Published online by Cambridge University Press: 01 July 2009
INTRODUCTION
‘To err is human; to forgive divine.’ So the adage goes. This folklore about the role of the divine in forgiveness may well be the conventional wisdom and defining mantra framing debates about ‘the unforgivable’ in political and social life. The magnitude of human atrocities, in other words, ‘radical evil’, places these crimes beyond the realm of human intervention – human beings can neither punish nor forgive them; they fall in the province of divine prerogative, only God may judge them. These views, however, may have to be set aside in light of the lessons learnt by our generation, a generation which has witnessed a plethora of public apologies for atrocities by world leaders, from Pope John Paul II, to Bill Clinton and to Jacques Chirac. Expressions of forgiveness by victims of some of the most egregious violations of human rights in the past century seem to gesture us to the position: To forgive is human.

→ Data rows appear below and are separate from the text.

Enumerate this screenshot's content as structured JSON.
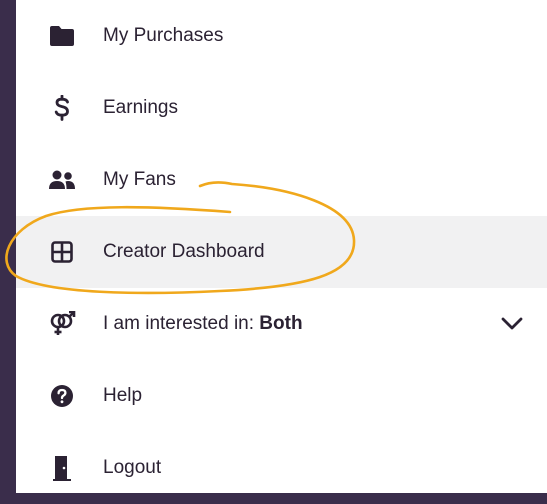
{
  "menu": {
    "items": [
      {
        "id": "my-purchases",
        "label": "My Purchases",
        "icon": "folder-icon"
      },
      {
        "id": "earnings",
        "label": "Earnings",
        "icon": "dollar-icon"
      },
      {
        "id": "my-fans",
        "label": "My Fans",
        "icon": "users-icon"
      },
      {
        "id": "creator-dashboard",
        "label": "Creator Dashboard",
        "icon": "grid-icon",
        "active": true
      },
      {
        "id": "interested-in",
        "label_prefix": "I am interested in: ",
        "label_value": "Both",
        "icon": "gender-icon",
        "has_dropdown": true
      },
      {
        "id": "help",
        "label": "Help",
        "icon": "help-circle-icon"
      },
      {
        "id": "logout",
        "label": "Logout",
        "icon": "door-icon"
      }
    ]
  },
  "colors": {
    "background": "#3a2d4b",
    "panel": "#ffffff",
    "active_row": "#f1f1f2",
    "icon": "#2b2233",
    "annotation": "#f0a81c"
  }
}
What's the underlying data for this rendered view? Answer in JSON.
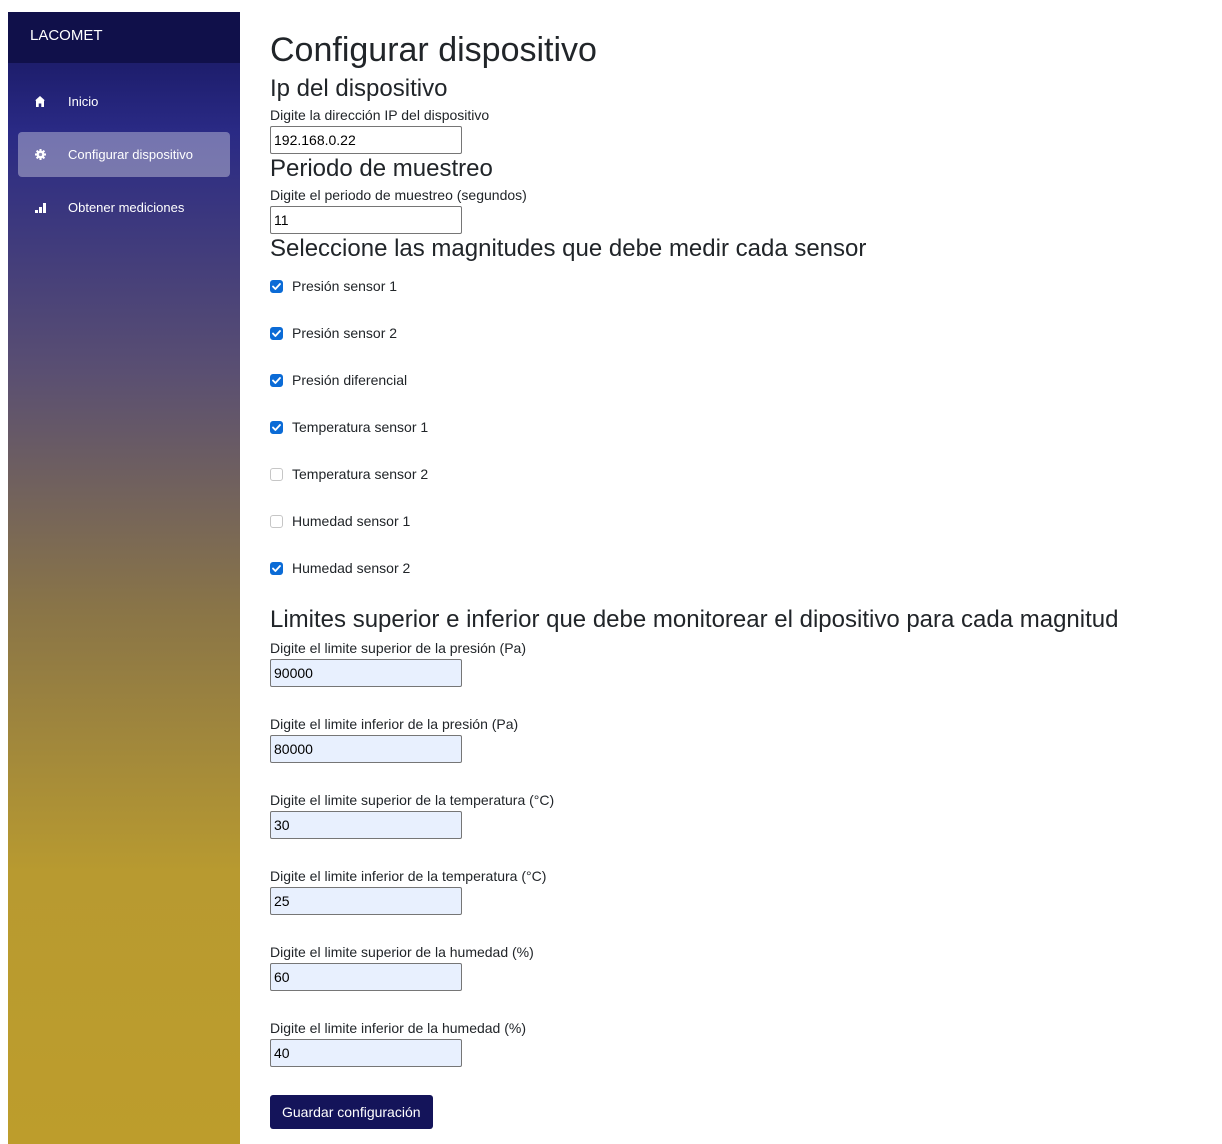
{
  "sidebar": {
    "brand": "LACOMET",
    "items": [
      {
        "label": "Inicio",
        "icon": "home-icon",
        "active": false
      },
      {
        "label": "Configurar dispositivo",
        "icon": "gear-icon",
        "active": true
      },
      {
        "label": "Obtener mediciones",
        "icon": "bar-chart-icon",
        "active": false
      }
    ]
  },
  "page": {
    "title": "Configurar dispositivo"
  },
  "ip_section": {
    "heading": "Ip del dispositivo",
    "label": "Digite la dirección IP del dispositivo",
    "value": "192.168.0.22"
  },
  "sampling_section": {
    "heading": "Periodo de muestreo",
    "label": "Digite el periodo de muestreo (segundos)",
    "value": "11"
  },
  "magnitudes_section": {
    "heading": "Seleccione las magnitudes que debe medir cada sensor",
    "options": [
      {
        "label": "Presión sensor 1",
        "checked": true
      },
      {
        "label": "Presión sensor 2",
        "checked": true
      },
      {
        "label": "Presión diferencial",
        "checked": true
      },
      {
        "label": "Temperatura sensor 1",
        "checked": true
      },
      {
        "label": "Temperatura sensor 2",
        "checked": false
      },
      {
        "label": "Humedad sensor 1",
        "checked": false
      },
      {
        "label": "Humedad sensor 2",
        "checked": true
      }
    ]
  },
  "limits_section": {
    "heading": "Limites superior e inferior que debe monitorear el dipositivo para cada magnitud",
    "fields": [
      {
        "label": "Digite el limite superior de la presión (Pa)",
        "value": "90000"
      },
      {
        "label": "Digite el limite inferior de la presión (Pa)",
        "value": "80000"
      },
      {
        "label": "Digite el limite superior de la temperatura (°C)",
        "value": "30"
      },
      {
        "label": "Digite el limite inferior de la temperatura (°C)",
        "value": "25"
      },
      {
        "label": "Digite el limite superior de la humedad (%)",
        "value": "60"
      },
      {
        "label": "Digite el limite inferior de la humedad (%)",
        "value": "40"
      }
    ]
  },
  "actions": {
    "save_label": "Guardar configuración"
  },
  "colors": {
    "sidebar_top": "#14145a",
    "sidebar_bottom": "#bd9d2c",
    "checkbox_checked": "#0b6bd6",
    "button": "#14145a",
    "autofill_input": "#e8f0fe"
  }
}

The experience of South Africa's Truth and Reconciliation Commission (TRC) has been one of the most profound historical moments at the close of the twentieth century. The days, weeks and months of listening to the testimonies of victims' and survivors' pain and trauma, and of encounters with the terror, depravity and sometimes the brokenness of perpetrators of the most unimaginable crimes, confronted us more closely and deeply with the complexity of the human condition.